Знай я, что меня ждало, утверждал бы это с меньшей уверенностью.
В среду вечером, то есть через тридцать шесть часов после доставки тела Рене Миртиля в клинику, семеро оперированных вроде бы оклемались. Профессор не хотел вселять в нас чрезмерную надежду, но радость и гордость звучали во всех его речах. В особенности он был счастлив пересадкой головы Альберу Нерису.
— Его жизнь пока висит на волоске, — объяснил профессор на своем странном языке, — но он уже может глотать… нормально дышит… Его веки поднимаются и опускаются… слышит… Сердце работает в хорошем ритме… О психических функциях в собственном смысле этого слова судить рановато. Тут я еще не могу сказать ничего определенного, но думаю, все пойдет на лад. В данном случае я все еще действую на ощупь… Ведь это впервые, не правда ли?
— Вы устали?
Марек обратил ко мне свои желтые глаза — они выражали беспокойство.
— Все мы изнурены.
Он предоставил мне право, в котором пока отказывал родственникам, — навестить пациентов. Жюмож и Мусрон еще не полностью вышли из коматозного состояния. Из огромных стеклянных колб, висевших на кронштейнах, оперированным поступал по трубкам специальный физиологический раствор, формулу которого Марек подробно объяснял мне, но я слушал его невнимательно. Я был напуган, не признаваясь себе, внушающим тревогу состоянием людей, перенесших сложнейшие операции, поскольку оно не казалось блестящим. Что касается Нериса, то на его лице были приоткрыты лишь иссохшие губы и кончик носа. Остальное скрывали бинты и металлический шлем, оберегавший голову и плечи. Профессор ощутил мою тревогу.
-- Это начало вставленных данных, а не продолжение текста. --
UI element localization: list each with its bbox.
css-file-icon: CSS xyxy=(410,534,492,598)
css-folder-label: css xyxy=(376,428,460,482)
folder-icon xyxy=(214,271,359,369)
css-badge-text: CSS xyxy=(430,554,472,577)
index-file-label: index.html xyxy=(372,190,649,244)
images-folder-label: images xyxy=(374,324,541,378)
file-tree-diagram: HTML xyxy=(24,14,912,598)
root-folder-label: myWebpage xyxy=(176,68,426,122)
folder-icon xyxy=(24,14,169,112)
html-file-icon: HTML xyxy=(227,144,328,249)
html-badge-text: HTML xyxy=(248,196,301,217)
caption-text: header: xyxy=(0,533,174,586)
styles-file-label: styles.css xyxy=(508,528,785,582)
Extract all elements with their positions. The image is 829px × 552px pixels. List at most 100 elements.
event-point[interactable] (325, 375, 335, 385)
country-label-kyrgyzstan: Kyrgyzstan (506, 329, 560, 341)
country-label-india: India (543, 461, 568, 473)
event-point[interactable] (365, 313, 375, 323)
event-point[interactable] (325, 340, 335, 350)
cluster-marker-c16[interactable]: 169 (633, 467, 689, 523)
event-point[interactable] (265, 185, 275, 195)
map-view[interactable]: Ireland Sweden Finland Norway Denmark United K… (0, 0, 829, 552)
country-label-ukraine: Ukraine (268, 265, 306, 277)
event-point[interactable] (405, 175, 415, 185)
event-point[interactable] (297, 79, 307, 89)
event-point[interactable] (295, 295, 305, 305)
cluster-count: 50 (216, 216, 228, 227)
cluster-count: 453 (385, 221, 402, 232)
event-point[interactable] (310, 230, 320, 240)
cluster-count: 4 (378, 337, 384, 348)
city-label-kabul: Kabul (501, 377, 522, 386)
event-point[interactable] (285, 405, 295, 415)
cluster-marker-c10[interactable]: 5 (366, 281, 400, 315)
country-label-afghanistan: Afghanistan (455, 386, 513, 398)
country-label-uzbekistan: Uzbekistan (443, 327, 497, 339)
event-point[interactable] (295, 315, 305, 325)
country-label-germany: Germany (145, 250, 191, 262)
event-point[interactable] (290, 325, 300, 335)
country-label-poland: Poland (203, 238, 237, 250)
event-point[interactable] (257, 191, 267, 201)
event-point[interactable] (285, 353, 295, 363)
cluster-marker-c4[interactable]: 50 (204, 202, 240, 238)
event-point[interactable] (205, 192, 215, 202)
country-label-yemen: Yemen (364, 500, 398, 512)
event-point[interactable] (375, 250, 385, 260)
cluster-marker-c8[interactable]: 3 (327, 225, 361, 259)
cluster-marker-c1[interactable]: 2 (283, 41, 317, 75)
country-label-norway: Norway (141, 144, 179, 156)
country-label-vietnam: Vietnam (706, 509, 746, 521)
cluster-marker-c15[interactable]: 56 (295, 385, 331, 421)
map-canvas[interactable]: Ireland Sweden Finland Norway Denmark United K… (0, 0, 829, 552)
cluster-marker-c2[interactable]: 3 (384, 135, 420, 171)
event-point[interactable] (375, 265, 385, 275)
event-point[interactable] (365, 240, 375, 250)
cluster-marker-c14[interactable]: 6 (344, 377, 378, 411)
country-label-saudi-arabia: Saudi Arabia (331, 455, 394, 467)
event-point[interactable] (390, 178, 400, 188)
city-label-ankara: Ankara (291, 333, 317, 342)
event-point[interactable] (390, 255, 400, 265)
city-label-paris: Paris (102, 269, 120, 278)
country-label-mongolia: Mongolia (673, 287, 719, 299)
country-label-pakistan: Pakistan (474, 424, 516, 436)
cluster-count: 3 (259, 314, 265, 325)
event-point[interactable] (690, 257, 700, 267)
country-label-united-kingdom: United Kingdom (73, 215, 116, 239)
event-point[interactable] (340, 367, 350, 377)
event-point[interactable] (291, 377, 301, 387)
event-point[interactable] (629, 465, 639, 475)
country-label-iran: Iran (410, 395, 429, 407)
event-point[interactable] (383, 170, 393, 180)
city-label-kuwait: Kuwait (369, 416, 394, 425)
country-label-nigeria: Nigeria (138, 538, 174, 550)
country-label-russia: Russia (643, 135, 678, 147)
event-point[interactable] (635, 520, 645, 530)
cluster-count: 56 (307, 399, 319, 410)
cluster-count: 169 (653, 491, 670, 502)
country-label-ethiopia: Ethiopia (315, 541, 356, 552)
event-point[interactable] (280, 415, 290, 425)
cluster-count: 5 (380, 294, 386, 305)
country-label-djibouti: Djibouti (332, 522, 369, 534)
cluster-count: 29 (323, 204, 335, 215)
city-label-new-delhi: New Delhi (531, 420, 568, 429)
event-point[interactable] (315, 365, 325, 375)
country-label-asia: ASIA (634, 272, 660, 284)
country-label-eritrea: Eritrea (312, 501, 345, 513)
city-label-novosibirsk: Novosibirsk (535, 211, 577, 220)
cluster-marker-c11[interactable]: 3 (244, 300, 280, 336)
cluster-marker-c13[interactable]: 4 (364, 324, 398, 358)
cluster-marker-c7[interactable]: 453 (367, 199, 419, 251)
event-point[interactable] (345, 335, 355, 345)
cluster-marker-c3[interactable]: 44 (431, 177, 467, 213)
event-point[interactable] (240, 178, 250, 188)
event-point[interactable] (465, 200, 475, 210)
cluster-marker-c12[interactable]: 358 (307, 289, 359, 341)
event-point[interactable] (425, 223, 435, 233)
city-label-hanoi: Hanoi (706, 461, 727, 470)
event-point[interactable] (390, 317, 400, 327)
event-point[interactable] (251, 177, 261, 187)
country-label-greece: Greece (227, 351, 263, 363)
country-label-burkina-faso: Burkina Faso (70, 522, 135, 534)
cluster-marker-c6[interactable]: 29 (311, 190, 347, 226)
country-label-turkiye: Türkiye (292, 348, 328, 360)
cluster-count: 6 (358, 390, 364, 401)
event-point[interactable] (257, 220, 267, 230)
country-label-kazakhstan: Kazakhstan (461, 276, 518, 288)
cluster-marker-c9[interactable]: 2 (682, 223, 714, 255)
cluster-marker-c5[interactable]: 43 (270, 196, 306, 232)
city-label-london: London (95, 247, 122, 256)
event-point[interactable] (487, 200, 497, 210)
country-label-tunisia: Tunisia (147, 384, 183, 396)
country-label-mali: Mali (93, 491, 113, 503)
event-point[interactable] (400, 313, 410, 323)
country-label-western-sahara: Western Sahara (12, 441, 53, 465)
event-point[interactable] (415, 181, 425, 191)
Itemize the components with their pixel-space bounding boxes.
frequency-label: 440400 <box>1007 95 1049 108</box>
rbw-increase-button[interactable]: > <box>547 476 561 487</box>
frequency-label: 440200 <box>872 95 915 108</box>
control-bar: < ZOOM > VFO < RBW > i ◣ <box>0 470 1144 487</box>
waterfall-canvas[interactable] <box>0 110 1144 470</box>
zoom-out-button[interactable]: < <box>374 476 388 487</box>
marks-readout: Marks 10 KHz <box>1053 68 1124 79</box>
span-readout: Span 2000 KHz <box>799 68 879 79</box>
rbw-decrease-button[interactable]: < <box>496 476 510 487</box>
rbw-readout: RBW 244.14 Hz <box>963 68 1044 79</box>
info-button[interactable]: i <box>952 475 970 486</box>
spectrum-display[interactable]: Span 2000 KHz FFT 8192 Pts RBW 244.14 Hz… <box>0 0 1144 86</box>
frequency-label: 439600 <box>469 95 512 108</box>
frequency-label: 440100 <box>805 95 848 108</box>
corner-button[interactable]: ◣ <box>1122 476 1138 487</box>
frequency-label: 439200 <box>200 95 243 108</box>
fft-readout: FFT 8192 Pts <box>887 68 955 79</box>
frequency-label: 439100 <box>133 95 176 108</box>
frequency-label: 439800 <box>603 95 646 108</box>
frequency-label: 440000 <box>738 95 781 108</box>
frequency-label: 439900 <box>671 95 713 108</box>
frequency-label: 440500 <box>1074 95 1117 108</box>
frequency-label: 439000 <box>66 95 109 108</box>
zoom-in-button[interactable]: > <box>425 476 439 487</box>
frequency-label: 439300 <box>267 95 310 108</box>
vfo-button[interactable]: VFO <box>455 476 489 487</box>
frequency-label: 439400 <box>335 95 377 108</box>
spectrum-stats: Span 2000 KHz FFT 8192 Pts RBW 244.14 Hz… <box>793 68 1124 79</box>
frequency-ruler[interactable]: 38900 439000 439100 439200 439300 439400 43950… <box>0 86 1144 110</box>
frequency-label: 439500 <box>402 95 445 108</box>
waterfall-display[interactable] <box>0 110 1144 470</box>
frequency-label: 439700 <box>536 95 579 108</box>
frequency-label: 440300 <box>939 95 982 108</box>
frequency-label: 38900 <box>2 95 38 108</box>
— Они отупели от транквилизаторов… К тому же шоковый эффект дает о себе знать довольно долго. Но через двое суток, увидите, они наберутся сил.
— А что, если, несмотря ни на что, результаты окажутся плачевными?
— Сделаю анатомическое вскрытие — у меня есть на это специальное разрешение, в котором мне не могли отказать, — и извлеку уроки на будущее. Первые опыты всегда сопряжены с риском.